Parameter Required/Optional Description
-c or --compare Required Compares data. Both bench_zip_path and cmp_zip_path must be configured. bench_zip_path indicates the data collected in the benchmark environment, and cmp_zip_path indicates the data collected in the environment to be compared.
-o or --output Optional Specifies the output path of the comparison result. The default value is config_check_result. If comparison is performed repeatedly, the original comparison result in the output path will be overwritten.

Example

Copy the two .zip packages to the same environment and run the following command to compare them:

msprobe config_check -c bench_zip_path cmp_zip_path

Output Description

After the comparison command is executed, a comparison result file is generated. For details, see [Output File Description](#Output File Description).

Output File Description

Two directories and one file are generated in the comparison result output path:

  • bench: data packaged in bench_zip_path.
  • cmp: data packaged in cmp_zip_path.
  • result.xlsx: comparison result.
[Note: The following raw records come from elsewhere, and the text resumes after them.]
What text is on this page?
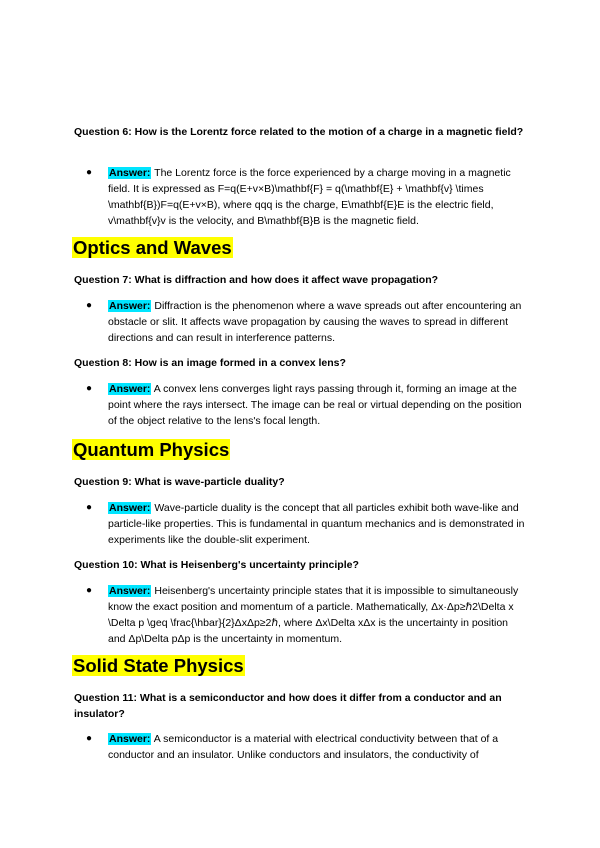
Question 6: How is the Lorentz force related to the motion of a charge in a magnetic field?
●	Answer: The Lorentz force is the force experienced by a charge moving in a magnetic field. It is expressed as F=q(E+v×B)\mathbf{F} = q(\mathbf{E} + \mathbf{v} \times \mathbf{B})F=q(E+v×B), where qqq is the charge, E\mathbf{E}E is the electric field, v\mathbf{v}v is the velocity, and B\mathbf{B}B is the magnetic field.
Optics and Waves
Question 7: What is diffraction and how does it affect wave propagation?
●	Answer: Diffraction is the phenomenon where a wave spreads out after encountering an obstacle or slit. It affects wave propagation by causing the waves to spread in different directions and can result in interference patterns.
Question 8: How is an image formed in a convex lens?
●	Answer: A convex lens converges light rays passing through it, forming an image at the point where the rays intersect. The image can be real or virtual depending on the position of the object relative to the lens's focal length.
Quantum Physics
Question 9: What is wave-particle duality?
●	Answer: Wave-particle duality is the concept that all particles exhibit both wave-like and particle-like properties. This is fundamental in quantum mechanics and is demonstrated in experiments like the double-slit experiment.
Question 10: What is Heisenberg's uncertainty principle?
●	Answer: Heisenberg's uncertainty principle states that it is impossible to simultaneously know the exact position and momentum of a particle. Mathematically, Δx·Δp≥ℏ2\Delta x \Delta p \geq \frac{\hbar}{2}ΔxΔp≥2ℏ, where Δx\Delta xΔx is the uncertainty in position and Δp\Delta pΔp is the uncertainty in momentum.
Solid State Physics
Question 11: What is a semiconductor and how does it differ from a conductor and an insulator?
●	Answer: A semiconductor is a material with electrical conductivity between that of a conductor and an insulator. Unlike conductors and insulators, the conductivity of
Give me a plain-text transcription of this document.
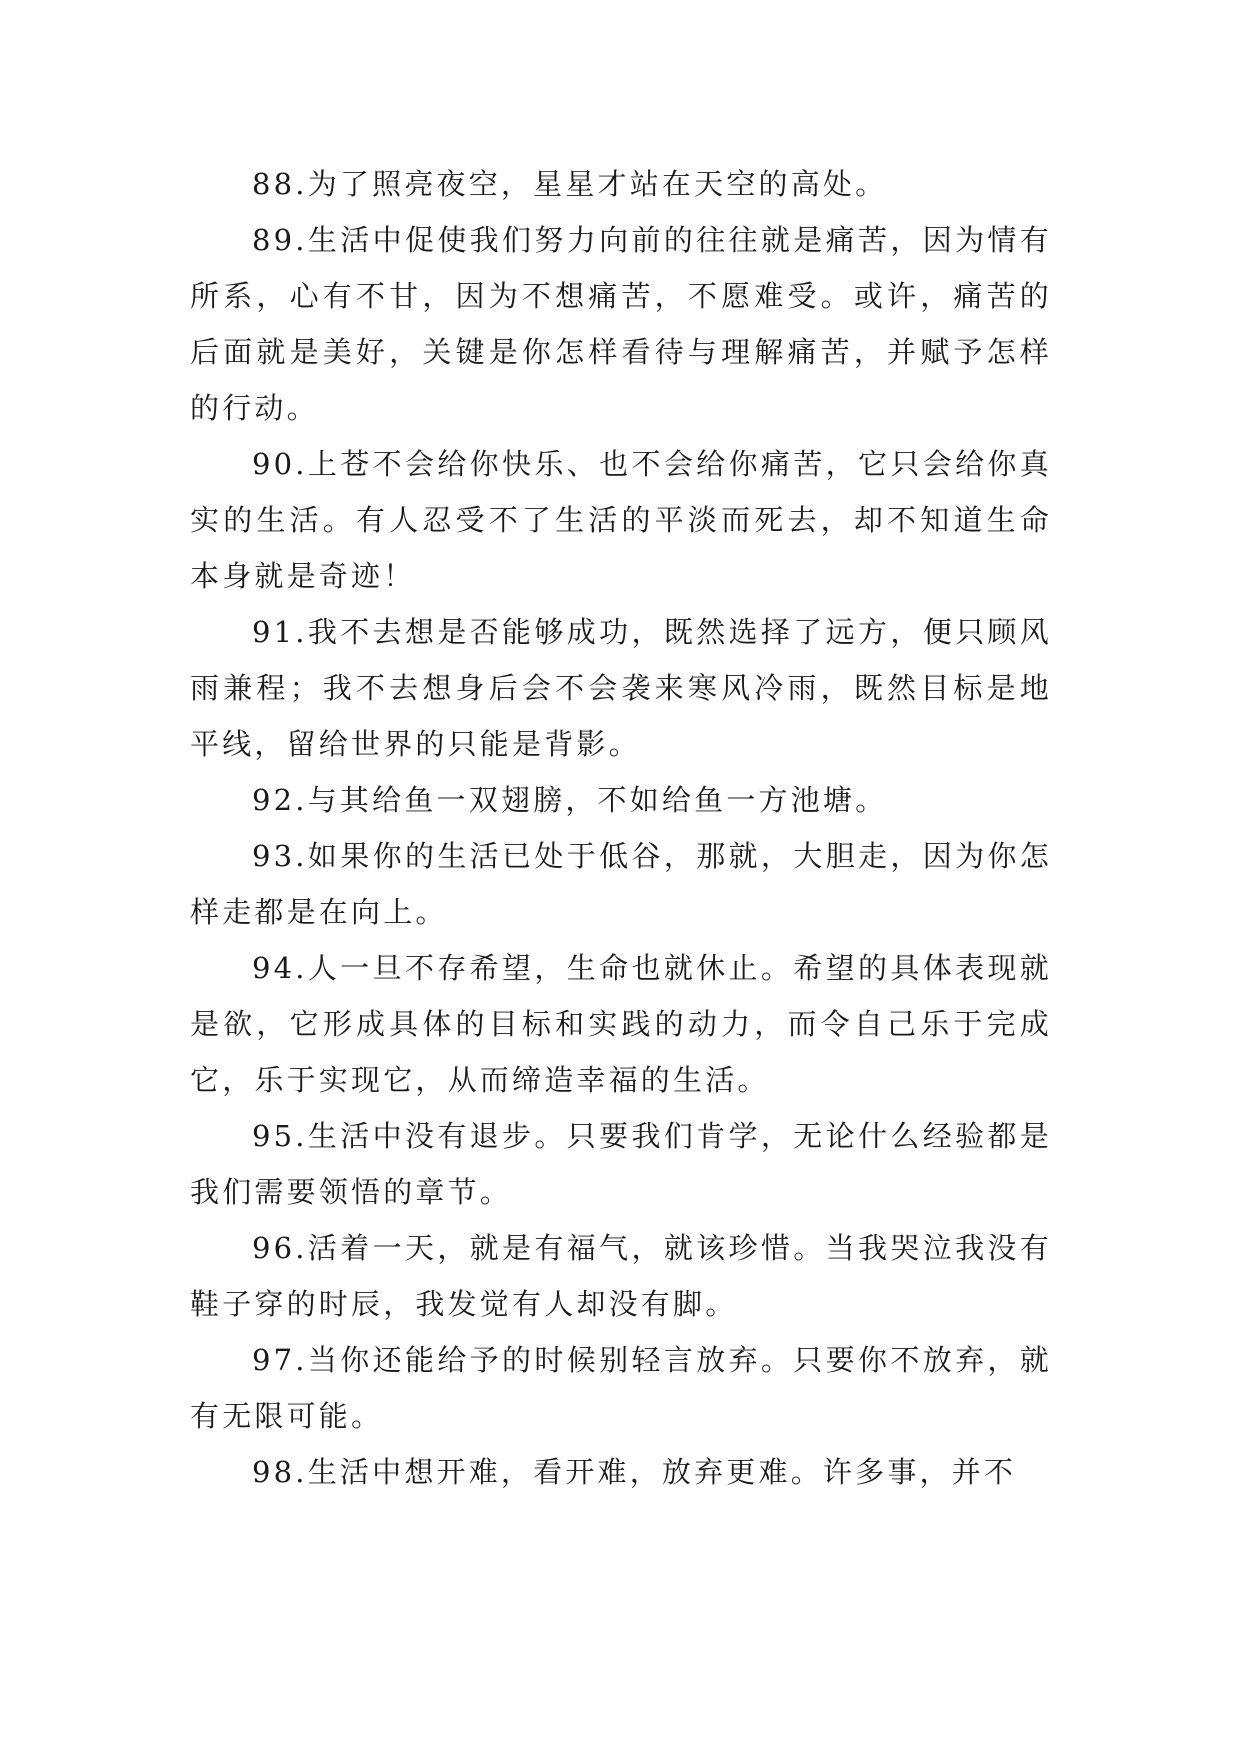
88.为了照亮夜空，星星才站在天空的高处。

89.生活中促使我们努力向前的往往就是痛苦，因为情有所系，心有不甘，因为不想痛苦，不愿难受。或许，痛苦的后面就是美好，关键是你怎样看待与理解痛苦，并赋予怎样的行动。

90.上苍不会给你快乐、也不会给你痛苦，它只会给你真实的生活。有人忍受不了生活的平淡而死去，却不知道生命本身就是奇迹！

91.我不去想是否能够成功，既然选择了远方，便只顾风雨兼程；我不去想身后会不会袭来寒风冷雨，既然目标是地平线，留给世界的只能是背影。

92.与其给鱼一双翅膀，不如给鱼一方池塘。

93.如果你的生活已处于低谷，那就，大胆走，因为你怎样走都是在向上。

94.人一旦不存希望，生命也就休止。希望的具体表现就是欲，它形成具体的目标和实践的动力，而令自己乐于完成它，乐于实现它，从而缔造幸福的生活。

95.生活中没有退步。只要我们肯学，无论什么经验都是我们需要领悟的章节。

96.活着一天，就是有福气，就该珍惜。当我哭泣我没有鞋子穿的时辰，我发觉有人却没有脚。

97.当你还能给予的时候别轻言放弃。只要你不放弃，就有无限可能。

98.生活中想开难，看开难，放弃更难。许多事，并不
There are multiple sheets. The summary sheet shows the overall check result, and other sheets show the details of specific check items. The step means micro_step.
file_name pass_check
env pass
pip pass
dataset pass
weights pass
hyperparameters pass
random pass

The preceding six items correspond to the environment variable, third-party library version, dataset, weight, training hyperparameter, and random operation check, respectively.

pass_check indicates whether the check is passed. The value can be pass, error, or warning. warning indicates non-key third-party library version inconsistency which does not affect subsequent msProbe operations. You are advised to view the details for analysis.

The first five items must pass the check before precision comparison.